Знал бы настойчивый критик, что позже будет вспоминать о России другой гениальный музыкант-иностранец, виолончелист Пабло Казальс:
«Из всех русских композиторов, с которыми мне довелось познакомиться, самое сильное впечатление на меня произвел Александр Скрябин. Это была совершенно поразительная личность. Новатор в подлинном смысле слова, деятельный изобретатель, пионер, внедрявший новые идеи не только в музыку, но и в философию».
К философии Скрябина Сахновский, как и многие недруги композитора, чувствовал нескрываемое отвращение. Своими же рецензиями он содействовал не столько «развенчиванию» автора «Прометея», сколько той напряженности, какая начинала возникать между Скрябиным и Рахманиновым.
Александр Николаевич и Сергей Васильевич всегда были друг другу «противоположны». Еще у Зверева их несходство бросалось в глаза. Повзрослев, они стали разниться и того более. Рахманинов — высокий, сухой, суровый, тщательно выбритый, коротко стриженный, с большими руками и длинными пальцами. Скрябин — маленький, хрупкий, с пышными усами, бородкой, роскошной шевелюрой. Рука — невелика для пианиста. Рахманинов играл твердо, «крепко», поражая и виртуозной техникой, и силой звука. Скрябин «порхал» над клавиатурой, будто не касаясь клавиш. Не обладая заметной силой удара, он поражал красотой и глубиной звука, его «таянием», поддерживая педалью полупризрачное звуковое эхо. В своих сочинениях Рахманинов традиционен до крайности, хотя к чужим «новшествам» иногда и проявляет интерес. Неожиданно «по-новаторски» прозвучит его последнее произведение, «Симфонические танцы», но это будет уже совсем другое время: Вторая мировая война. Скрябин почти не выносит прошлой музыки, иногда — даже своей. В каждом сочинении он опять нов, опять заметно непохож ни на композиторов прошлого, ни на прошлого Скрябина. Музыкальный мир Москвы резко делился на «рахманиновцев» и «скрябинистов». В эту «полярность» заметную смуту вносили и сторонники Николая Метнера, который имел очень сильную «критическую» поддержку со стороны своего брата Эмилия.
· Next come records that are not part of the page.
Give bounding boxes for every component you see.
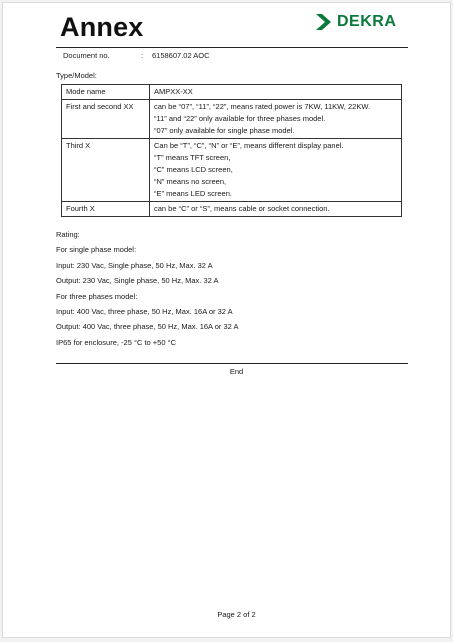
- table-cell-name: First and second XX: [62, 100, 150, 139]
- table-cell-description: [150, 100, 402, 139]
- rating-line: Input: 400 Vac, three phase, 50 Hz, Max. 16A or 32 A: [56, 307, 233, 317]
- rating-section: [56, 227, 238, 350]
- description-line: AMPXX-XX: [154, 87, 193, 96]
- description-line: “11” and “22” only available for three phases model.: [154, 114, 326, 123]
- table-cell-description: [150, 85, 402, 100]
- page-title: Annex: [60, 12, 144, 42]
- dekra-logo: [315, 13, 396, 31]
- document-number-separator: :: [141, 51, 144, 60]
- description-line: “E” means LED screen.: [154, 189, 232, 198]
- description-line: “T” means TFT screen,: [154, 153, 231, 162]
- rating-line: For single phase model:: [56, 245, 137, 255]
- table-row: [62, 85, 402, 100]
- rating-line: Output: 400 Vac, three phase, 50 Hz, Max. 16A or 32 A: [56, 322, 239, 332]
- table-cell-description: [150, 202, 402, 217]
- rating-line: IP65 for enclosure, -25 °C to +50 °C: [56, 337, 177, 347]
- dekra-arrow-icon: [315, 13, 333, 31]
- table-row: [62, 139, 402, 202]
- document-number-line: [63, 51, 210, 60]
- footer-divider: [56, 363, 408, 364]
- table-cell-name: Third X: [62, 139, 150, 202]
- table-row: [62, 100, 402, 139]
- document-number-value: 6158607.02 AOC: [152, 51, 210, 60]
- logo-text: DEKRA: [337, 13, 397, 30]
- document-page: [2, 2, 451, 638]
- rating-line: Output: 230 Vac, Single phase, 50 Hz, Max. 32 A: [56, 276, 219, 286]
- description-line: can be “07”, “11”, “22”, means rated power is 7KW, 11KW, 22KW.: [154, 102, 371, 111]
- rating-line: For three phases model:: [56, 291, 138, 301]
- description-line: “C” means LCD screen,: [154, 165, 233, 174]
- rating-heading: Rating:: [56, 230, 80, 239]
- description-line: Can be “T”, “C”, “N” or “E”, means different display panel.: [154, 141, 344, 150]
- table-cell-description: [150, 139, 402, 202]
- end-marker: End: [229, 367, 244, 376]
- description-line: “N” means no screen,: [154, 177, 227, 186]
- rating-line: Input: 230 Vac, Single phase, 50 Hz, Max. 32 A: [56, 260, 213, 270]
- document-number-label: Document no.: [63, 51, 110, 60]
- header-divider: [56, 47, 408, 48]
- table-row: [62, 202, 402, 217]
- table-cell-name: Fourth X: [62, 202, 150, 217]
- table-cell-name: Mode name: [62, 85, 150, 100]
- description-line: “07” only available for single phase model.: [154, 126, 295, 135]
- type-model-table: [61, 84, 402, 217]
- description-line: can be “C” or “S”, means cable or socket connection.: [154, 204, 330, 213]
- page-number: Page 2 of 2: [217, 610, 256, 619]
- type-model-heading: Type/Model:: [56, 71, 97, 80]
Рахманинов и Скрябин часто выступали в одном концерте, были вполне «лояльны» друг к другу. Их приверженцы были непримиримы. Леонид Сабанеев, уверовав в гений Скрябина и много сделав для пропаганды его творчества, в отношении Рахманинова вел себя не самым корректным образом. В мае 1912 года появится его статья «Скрябин и Рахманинов», из которой можно вычитать и упрек: Скрябин — композитор идеи, его искусство связано с космосом, «оно — космично по самой своей природе», Рахманинов — «только музыкант, как все музыканты, каких было и будет много».